他在後台看到了很多累得直喘氣的工作人員,他們都很辛苦,也許他們的辛苦只能換來網上對節目不滿的罵聲,但總有一些人,是會將他們記住的。
而沈無漾這些日子瘦了不少,因為吃什麼都一個味道,讓他根本沒心思吃飯,恰好也挺貼劇里人設,但網上也多出來不少「怎麼瘦成這樣了」「別惡意減肥啊」的評論。
該得到關注的人泯於人海,而這些吃胖吃瘦的小事卻動輒掛在熱搜,公眾人物總是會承受比普通人多出許多倍的關注,他知道這些關注有好有壞,沈無漾其實到現在也沒有想明白,輿論究竟是利大於弊還是弊大於利。

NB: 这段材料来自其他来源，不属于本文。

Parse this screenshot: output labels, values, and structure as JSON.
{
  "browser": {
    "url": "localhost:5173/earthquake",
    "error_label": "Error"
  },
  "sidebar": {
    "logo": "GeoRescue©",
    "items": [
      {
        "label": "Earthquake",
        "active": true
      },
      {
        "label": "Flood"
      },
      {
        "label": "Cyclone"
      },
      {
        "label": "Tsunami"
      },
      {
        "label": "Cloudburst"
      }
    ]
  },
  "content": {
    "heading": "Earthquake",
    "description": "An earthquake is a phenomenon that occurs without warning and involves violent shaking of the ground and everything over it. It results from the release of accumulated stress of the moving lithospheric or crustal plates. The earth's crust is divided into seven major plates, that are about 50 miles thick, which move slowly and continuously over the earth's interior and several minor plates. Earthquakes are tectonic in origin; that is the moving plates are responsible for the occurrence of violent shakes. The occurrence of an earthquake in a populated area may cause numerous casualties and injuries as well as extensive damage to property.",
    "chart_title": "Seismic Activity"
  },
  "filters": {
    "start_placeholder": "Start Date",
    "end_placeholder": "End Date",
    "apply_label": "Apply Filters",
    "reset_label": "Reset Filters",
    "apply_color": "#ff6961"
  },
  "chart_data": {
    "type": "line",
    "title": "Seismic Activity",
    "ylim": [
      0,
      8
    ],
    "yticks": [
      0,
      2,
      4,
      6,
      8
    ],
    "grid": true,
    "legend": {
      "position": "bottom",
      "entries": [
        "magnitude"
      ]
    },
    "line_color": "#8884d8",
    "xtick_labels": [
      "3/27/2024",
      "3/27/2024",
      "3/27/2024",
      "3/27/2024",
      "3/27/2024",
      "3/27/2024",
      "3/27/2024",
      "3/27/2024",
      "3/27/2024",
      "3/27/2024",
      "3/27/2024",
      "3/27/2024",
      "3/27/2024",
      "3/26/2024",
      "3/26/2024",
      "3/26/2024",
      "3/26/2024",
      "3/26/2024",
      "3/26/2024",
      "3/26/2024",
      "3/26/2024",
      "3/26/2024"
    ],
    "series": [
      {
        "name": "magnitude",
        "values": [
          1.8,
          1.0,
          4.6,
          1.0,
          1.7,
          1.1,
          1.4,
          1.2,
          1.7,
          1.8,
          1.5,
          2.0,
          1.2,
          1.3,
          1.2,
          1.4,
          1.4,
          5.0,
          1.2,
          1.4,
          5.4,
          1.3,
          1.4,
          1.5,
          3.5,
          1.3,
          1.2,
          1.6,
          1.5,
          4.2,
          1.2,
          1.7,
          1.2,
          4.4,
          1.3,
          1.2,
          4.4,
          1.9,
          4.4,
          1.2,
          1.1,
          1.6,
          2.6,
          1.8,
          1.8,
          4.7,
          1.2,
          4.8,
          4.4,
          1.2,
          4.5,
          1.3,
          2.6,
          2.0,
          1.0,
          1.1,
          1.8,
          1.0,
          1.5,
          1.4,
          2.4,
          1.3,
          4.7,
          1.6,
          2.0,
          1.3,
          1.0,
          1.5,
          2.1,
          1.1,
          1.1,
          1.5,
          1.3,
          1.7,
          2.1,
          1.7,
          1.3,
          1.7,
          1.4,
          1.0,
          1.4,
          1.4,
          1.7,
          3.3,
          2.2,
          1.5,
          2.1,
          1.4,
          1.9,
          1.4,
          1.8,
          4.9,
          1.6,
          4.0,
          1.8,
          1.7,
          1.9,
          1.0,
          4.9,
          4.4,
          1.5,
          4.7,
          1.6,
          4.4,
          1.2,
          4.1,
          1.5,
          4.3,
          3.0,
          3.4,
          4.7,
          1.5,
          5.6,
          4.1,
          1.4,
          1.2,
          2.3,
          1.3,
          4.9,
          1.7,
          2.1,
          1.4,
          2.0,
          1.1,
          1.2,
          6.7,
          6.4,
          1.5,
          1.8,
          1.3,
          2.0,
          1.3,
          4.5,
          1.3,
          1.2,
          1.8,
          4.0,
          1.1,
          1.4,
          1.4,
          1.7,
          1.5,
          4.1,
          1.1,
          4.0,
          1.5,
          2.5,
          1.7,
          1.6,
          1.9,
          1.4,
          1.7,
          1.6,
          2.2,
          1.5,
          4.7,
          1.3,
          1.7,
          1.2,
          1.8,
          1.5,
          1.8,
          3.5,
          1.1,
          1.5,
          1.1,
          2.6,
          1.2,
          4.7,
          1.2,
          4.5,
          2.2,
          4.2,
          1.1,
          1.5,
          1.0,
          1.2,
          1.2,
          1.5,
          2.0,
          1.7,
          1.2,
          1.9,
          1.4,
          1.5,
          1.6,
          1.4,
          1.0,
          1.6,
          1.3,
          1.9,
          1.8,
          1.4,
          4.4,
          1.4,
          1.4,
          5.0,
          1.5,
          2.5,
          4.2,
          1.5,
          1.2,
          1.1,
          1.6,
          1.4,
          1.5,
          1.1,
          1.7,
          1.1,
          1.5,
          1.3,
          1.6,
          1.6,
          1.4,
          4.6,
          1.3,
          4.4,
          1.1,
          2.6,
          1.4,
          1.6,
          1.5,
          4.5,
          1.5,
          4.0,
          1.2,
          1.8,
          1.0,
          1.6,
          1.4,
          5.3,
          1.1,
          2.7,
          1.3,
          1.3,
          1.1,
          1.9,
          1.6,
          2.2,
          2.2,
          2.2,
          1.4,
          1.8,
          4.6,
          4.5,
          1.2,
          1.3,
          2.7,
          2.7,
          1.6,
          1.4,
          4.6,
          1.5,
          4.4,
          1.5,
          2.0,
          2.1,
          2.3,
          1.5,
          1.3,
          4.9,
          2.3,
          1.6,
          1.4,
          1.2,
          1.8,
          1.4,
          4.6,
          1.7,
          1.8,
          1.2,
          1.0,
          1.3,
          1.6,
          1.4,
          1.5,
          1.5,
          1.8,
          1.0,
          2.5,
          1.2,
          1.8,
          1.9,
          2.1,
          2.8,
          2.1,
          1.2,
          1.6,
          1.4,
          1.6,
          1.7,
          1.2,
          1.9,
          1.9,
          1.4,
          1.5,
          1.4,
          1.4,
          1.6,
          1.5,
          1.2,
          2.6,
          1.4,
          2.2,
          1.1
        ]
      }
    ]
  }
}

前後左右都開始整理衣服,主持人走到他們台前,笑眯眯地說:「今年第一次上春晚,感覺怎麼樣?」
沈無漾熟練地背誦著彩排過的台詞,但這一刻,卻又有什麼東西和彩排的時候不一樣了。
攝像機在他前面,他在接受全國人民的注視,和他隨便開場的直播不一樣,和他反覆拍過的戲也不一樣,這是真正的春晚,是他從小到大看的春晚,沒有任何年齡限制,男女老少都會看見的春晚。
春晚的每一秒都是嚴格控制的,他不能多說一句話,但他想,他得做點什麼,於是在他最後一句話音未落地前,對著將會在他臉上再定格兩秒的鏡頭,沈無漾改變了起初準備的禮貌微笑。
他雙手快速比了個心,伴著一個燦爛的,絲毫不加掩飾的笑,鏡頭和主持人一同如期轉向了下一位。
他順著鏡頭回頭看了一眼。
下一桌,更靠近舞台中央那一桌坐著的抗戰老兵,就在鏡頭聚焦後,抬起他顫巍巍的手,敬了一個標準的軍禮。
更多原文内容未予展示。